The paper tackles the problem of evaluating visual-to-auditory sensory substitution devices for the blind by proposing machine models to assess encoding schemes instead of relying solely on human-based experiments. The results show high consistency between machine-based and human-based evaluations, indicating feasibility for accelerating optimization and reducing costs.
Visual-to-auditory sensory substitution devices can assist the blind in sensing the visual environment by translating the visual information into a sound pattern. To improve the translation quality, the task performances of the blind are usually employed to evaluate different encoding schemes. In contrast to the toilsome human-based assessment, we argue that machine model can be also developed for evaluation, and more efficient.

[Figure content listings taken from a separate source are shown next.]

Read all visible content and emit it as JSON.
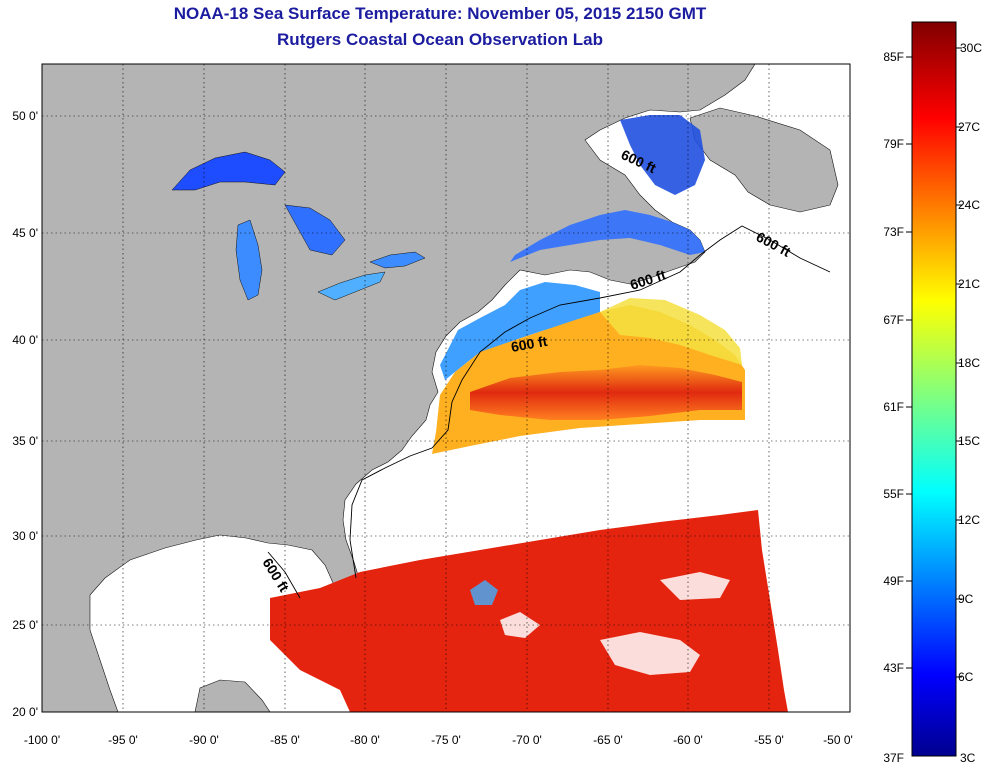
{
  "header": {
    "title": "NOAA-18 Sea Surface Temperature:  November 05, 2015 2150 GMT",
    "subtitle": "Rutgers Coastal Ocean Observation Lab"
  },
  "map": {
    "lon_ticks": [
      "-100 0'",
      "-95 0'",
      "-90 0'",
      "-85 0'",
      "-80 0'",
      "-75 0'",
      "-70 0'",
      "-65 0'",
      "-60 0'",
      "-55 0'",
      "-50 0'"
    ],
    "lat_ticks": [
      "50 0'",
      "45 0'",
      "40 0'",
      "35 0'",
      "30 0'",
      "25 0'",
      "20 0'"
    ],
    "contour_labels": [
      "600 ft",
      "600 ft",
      "600 ft",
      "600 ft",
      "600 ft"
    ],
    "colors": {
      "land": "#b4b4b4",
      "no_data": "#ffffff",
      "grid": "#000000"
    }
  },
  "colorbar": {
    "f_labels": [
      "85F",
      "79F",
      "73F",
      "67F",
      "61F",
      "55F",
      "49F",
      "43F",
      "37F"
    ],
    "c_labels": [
      "30C",
      "27C",
      "24C",
      "21C",
      "18C",
      "15C",
      "12C",
      "9C",
      "6C",
      "3C"
    ]
  }
}
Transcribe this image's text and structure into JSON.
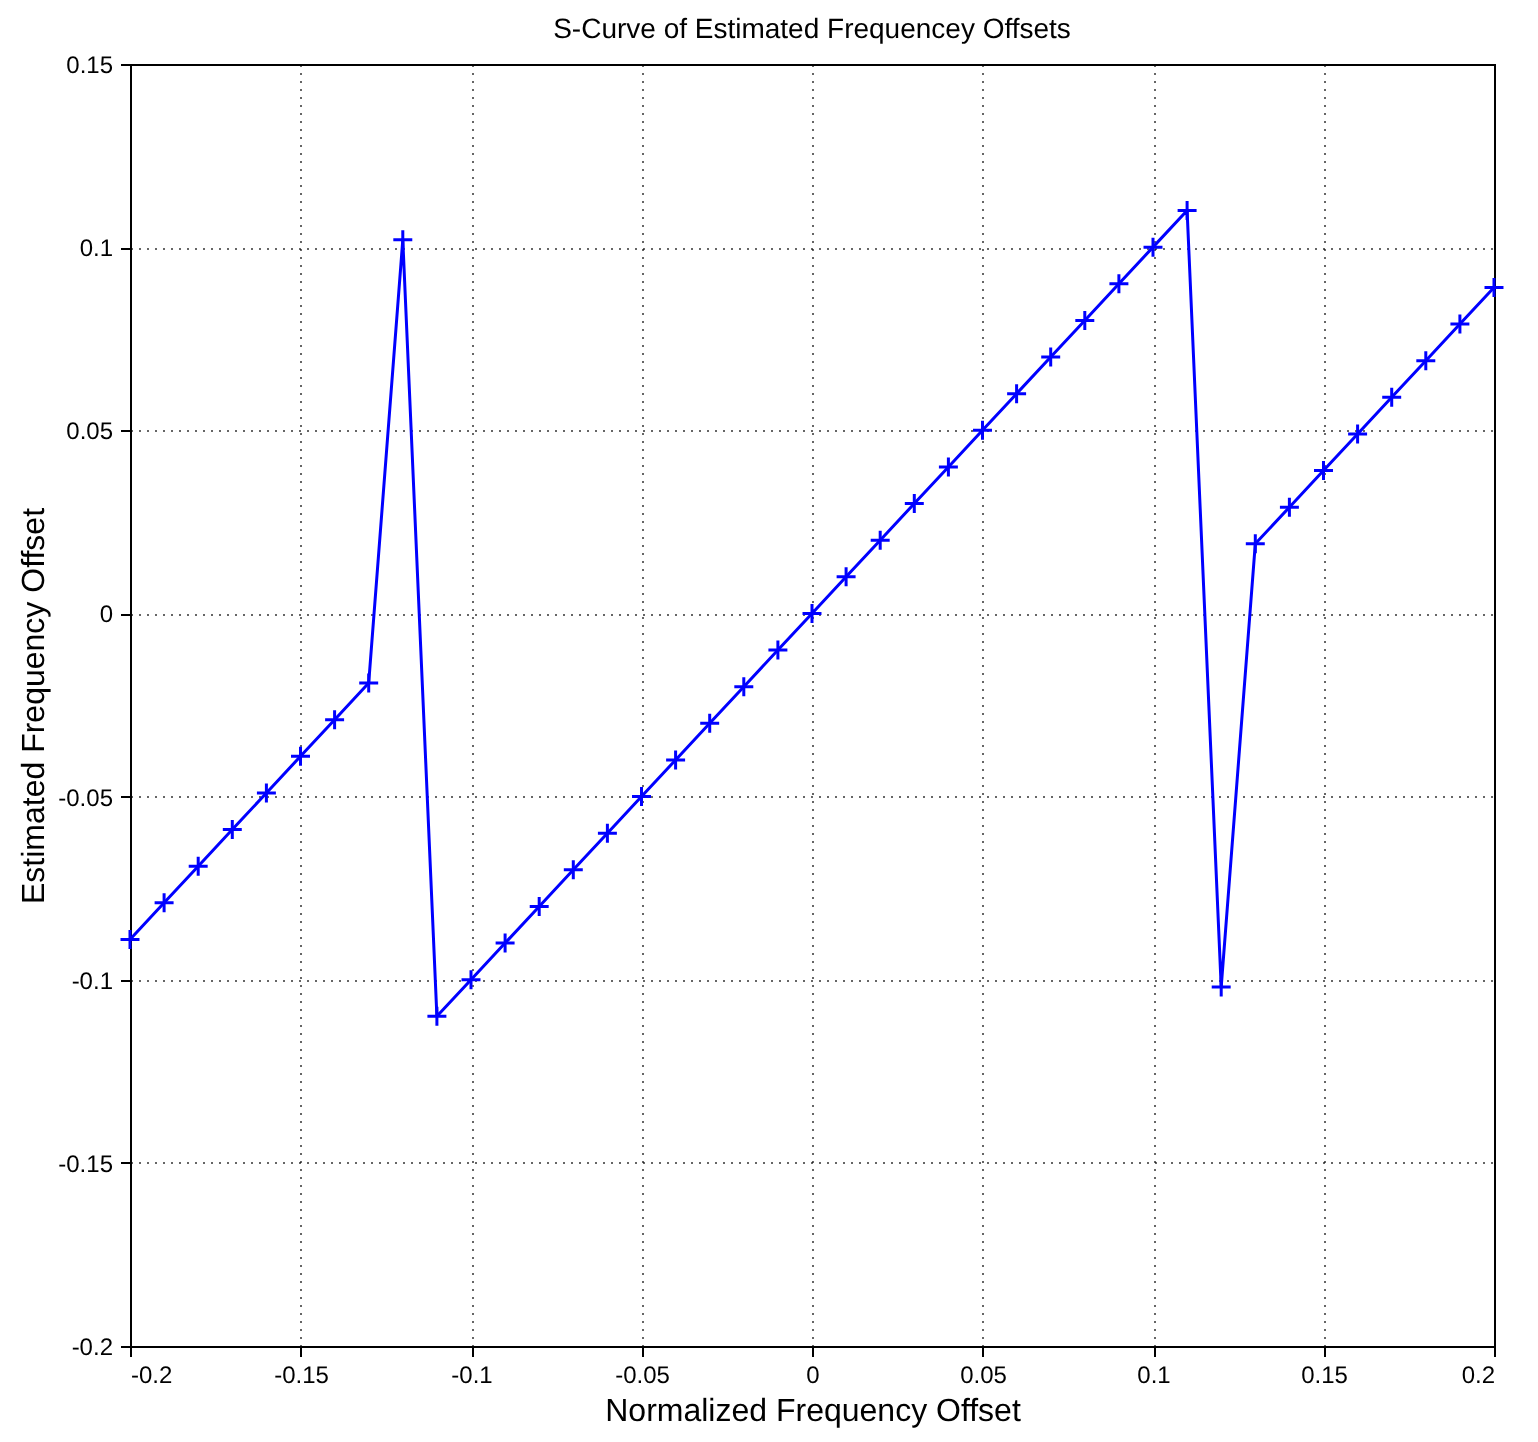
{
  "chart_data": {
    "type": "line",
    "title": "S-Curve of Estimated Frequencey Offsets",
    "xlabel": "Normalized Frequency Offset",
    "ylabel": "Estimated Frequency Offset",
    "x": [
      -0.2,
      -0.19,
      -0.18,
      -0.17,
      -0.16,
      -0.15,
      -0.14,
      -0.13,
      -0.12,
      -0.11,
      -0.1,
      -0.09,
      -0.08,
      -0.07,
      -0.06,
      -0.05,
      -0.04,
      -0.03,
      -0.02,
      -0.01,
      0,
      0.01,
      0.02,
      0.03,
      0.04,
      0.05,
      0.06,
      0.07,
      0.08,
      0.09,
      0.1,
      0.11,
      0.12,
      0.13,
      0.14,
      0.15,
      0.16,
      0.17,
      0.18,
      0.19,
      0.2
    ],
    "series": [
      {
        "color": "#0000ff",
        "values": [
          -0.089,
          -0.079,
          -0.069,
          -0.059,
          -0.049,
          -0.039,
          -0.029,
          -0.019,
          0.102,
          -0.11,
          -0.1,
          -0.09,
          -0.08,
          -0.07,
          -0.06,
          -0.05,
          -0.04,
          -0.03,
          -0.02,
          -0.01,
          0,
          0.01,
          0.02,
          0.03,
          0.04,
          0.05,
          0.06,
          0.07,
          0.08,
          0.09,
          0.1,
          0.11,
          -0.102,
          0.019,
          0.029,
          0.039,
          0.049,
          0.059,
          0.069,
          0.079,
          0.089
        ]
      }
    ],
    "xlim": [
      -0.2,
      0.2
    ],
    "xticks": [
      -0.2,
      -0.15,
      -0.1,
      -0.05,
      0,
      0.05,
      0.1,
      0.15,
      0.2
    ],
    "ylim": [
      -0.2,
      0.15
    ],
    "yticks": [
      -0.2,
      -0.15,
      -0.1,
      -0.05,
      0,
      0.05,
      0.1,
      0.15
    ],
    "grid": true,
    "marker": "cross",
    "line_style": "solid",
    "legend": false
  }
}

To this end, we firstly propose two distinct cross-modal perception model w.r.t. the late-blind and congenitally-blind cases, which aim to generate concrete visual contents based on the translated sound. To validate the functionality of proposed models, two novel optimization strategies w.r.t. the primary encoding scheme are presented. Further, we conduct sets of human-based experiments to evaluate and compare them with the conducted machine-based assessments in the cross-modal generation task. Their highly consistent results w.r.t. different encoding schemes indicate that using machine model to accelerate optimization evaluation and reduce experimental cost is feasible to some extent, which could dramatically promote the upgrading of encoding scheme then help the blind to improve their visual perception ability.